Investment in a range of property, from low-cost housing to top-end resorts, is driving Sabah’s construction and real estate sector, while labour reforms may be set to keep costs for contractors down.
Some 20,000 affordable housing units will be built in Sabah over the next five years under a new partnership formed between the Sabah Housing and Town Development Authority (SHTDA) and Malaysia’s Probil Sonati Development, local press reported on February 8. The project’s launch follows the previous signing of a memorandum of understanding between the partners.
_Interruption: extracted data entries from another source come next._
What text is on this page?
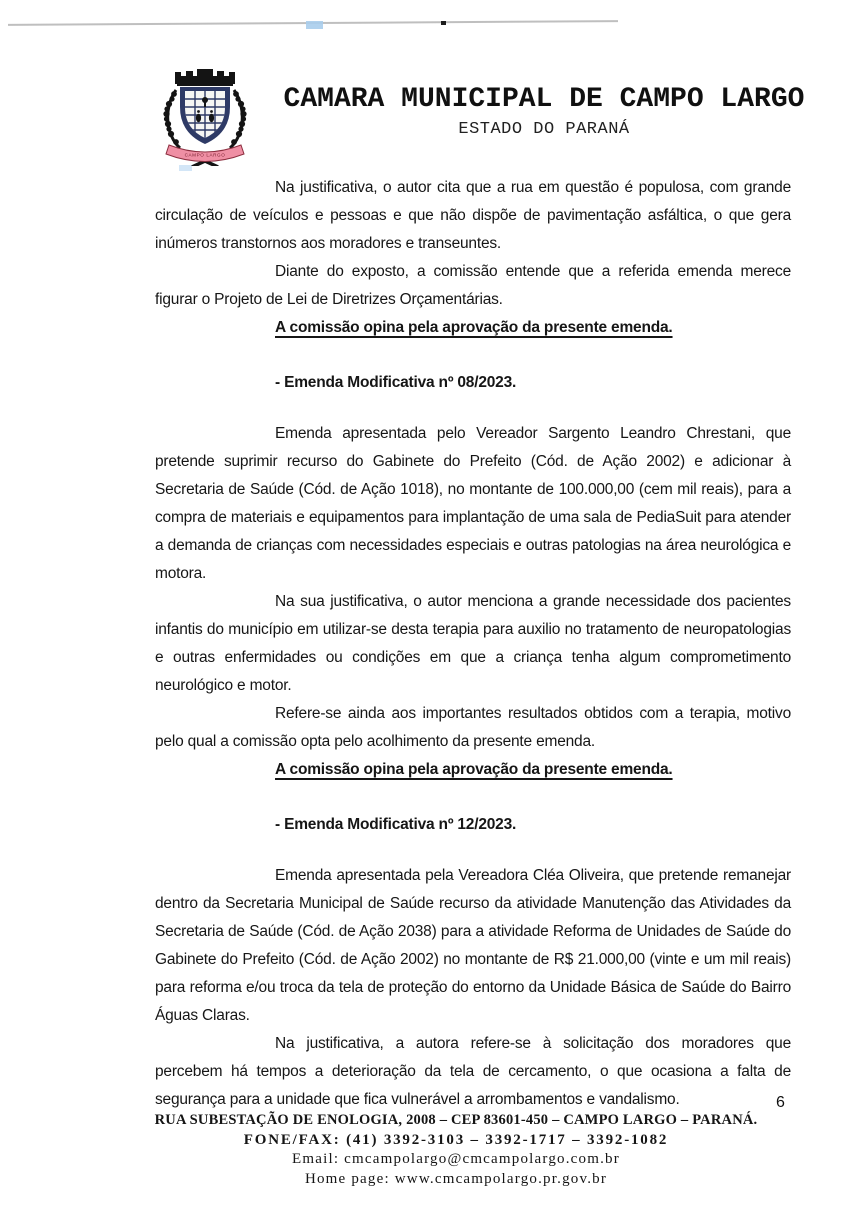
CAMPO LARGO
CAMARA MUNICIPAL DE CAMPO LARGO
ESTADO DO PARANÁ

Na justificativa, o autor cita que a rua em questão é populosa, com grande circulação de veículos e pessoas e que não dispõe de pavimentação asfáltica, o que gera inúmeros transtornos aos moradores e transeuntes.

Diante do exposto, a comissão entende que a referida emenda merece figurar o Projeto de Lei de Diretrizes Orçamentárias.

A comissão opina pela aprovação da presente emenda.
- Emenda Modificativa nº 08/2023.

Emenda apresentada pelo Vereador Sargento Leandro Chrestani, que pretende suprimir recurso do Gabinete do Prefeito (Cód. de Ação 2002) e adicionar à Secretaria de Saúde (Cód. de Ação 1018), no montante de 100.000,00 (cem mil reais), para a compra de materiais e equipamentos para implantação de uma sala de PediaSuit para atender a demanda de crianças com necessidades especiais e outras patologias na área neurológica e motora.

Na sua justificativa, o autor menciona a grande necessidade dos pacientes infantis do município em utilizar-se desta terapia para auxilio no tratamento de neuropatologias e outras enfermidades ou condições em que a criança tenha algum comprometimento neurológico e motor.

Refere-se ainda aos importantes resultados obtidos com a terapia, motivo pelo qual a comissão opta pelo acolhimento da presente emenda.

A comissão opina pela aprovação da presente emenda.
- Emenda Modificativa nº 12/2023.

Emenda apresentada pela Vereadora Cléa Oliveira, que pretende remanejar dentro da Secretaria Municipal de Saúde recurso da atividade Manutenção das Atividades da Secretaria de Saúde (Cód. de Ação 2038) para a atividade Reforma de Unidades de Saúde do Gabinete do Prefeito (Cód. de Ação 2002) no montante de R$ 21.000,00 (vinte e um mil reais) para reforma e/ou troca da tela de proteção do entorno da Unidade Básica de Saúde do Bairro Águas Claras.

Na justificativa, a autora refere-se à solicitação dos moradores que percebem há tempos a deterioração da tela de cercamento, o que ocasiona a falta de segurança para a unidade que fica vulnerável a arrombamentos e vandalismo.	6
RUA SUBESTAÇÃO DE ENOLOGIA, 2008 – CEP 83601-450 – CAMPO LARGO – PARANÁ.
FONE/FAX: (41) 3392-3103 – 3392-1717 – 3392-1082
Email: cmcampolargo@cmcampolargo.com.br
Home page: www.cmcampolargo.pr.gov.br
The RM2bn ($627m) project is due to be executed in four phases and has the backing of big-name financial institutions Bank Rakyat, Maybank, EON Bank and Etiqa Insurance. To prevent oversupply of units, which could erode property values in the Malaysian state, the project’s progress will be incremental and based on demand, according to Ir Nik Mokhtar Hassan, the chairman and president of Sonati Group. The first phase is expected to commence in May of this year, and 6000 units of terraced housing should be completed in two years in Kunak, Kudat and Sandakan, at a cost of RM616m ($193m).
Over the longer term, the partnership expects to build a range of low-cost properties, including apartments, bungalows and semi-detached houses. Prices will range between RM85,000 ($27,000) and RM2m ($627,000), depending on the unit – relatively affordable in a country in which the supply of budget housing has been a concern. The unit models and main fittings will be fairly basic, but SHTDA general manager Jenar Lamda has stated that they may include some modern amenities such as wireless internet, which is widely seen as important to improving the economic and educational chances of the less affluent, particularly the young. “The demand for such housing is there. Through this project, we hope the mission of the government to provide affordable homes will be achieved,” Jenar told local press.
The construction sector, including the low-income segment, may also benefit from the liberalisation of labour legislation. In January, Sabah Chief Minister Musa Aman announced that construction would be one of four industries allowed to hire workers from Vietnam, Bangladesh, Myanmar and Nepal, in addition to Indonesia and the Philippines.
The new rules may help keep construction costs down by allowing contractors a wider pool of workers and letting them bring in low-cost labour. While around 50% of Sabah’s construction workers are local, they tend to prefer to work on temporary contracts while seeking more lucrative work.
“The contractors to whom we subcontract the development projects have mentioned this problem and we have jointly requested in the past to hire workers from countries other than the Philippines and Indonesia,” Sabah Housing and Real Estate Developers Association’s (SHAREDA) president, Susan Wong, told local press.
“Since the construction sector is one of the sectors allowed to hire from these new sources, we are happy as it means more choice for us. We always prioritise locals but it is tough,” said Wong. “If they have better prospects they may leave the job, that is natural. That is why we need the foreign workers to take over when that happens.”
Demand for construction is growing in Sabah due to economic expansion, a burgeoning tourism sector and demographic factors, and the real estate market is attracting more and more attention from investors. In January 2011 during a visit to Brunei the deputy prime minister of Malaysia, Muhyiddin Yassin, said that the Sultanate was actively seeking investment opportunities in real estate in Sabah as part of its ongoing efforts to diversify its foreign investment portfolio. The hotel and resort segment is thought to be particularly attractive to Brunei, as Sabah looks to build up high-end tourism and attracts more business visitors.
Demand from home and abroad is likely to keep developers and contractors in Sabah happy over the coming years. While the market may be smaller than some others in the region, the opportunities for growth are good.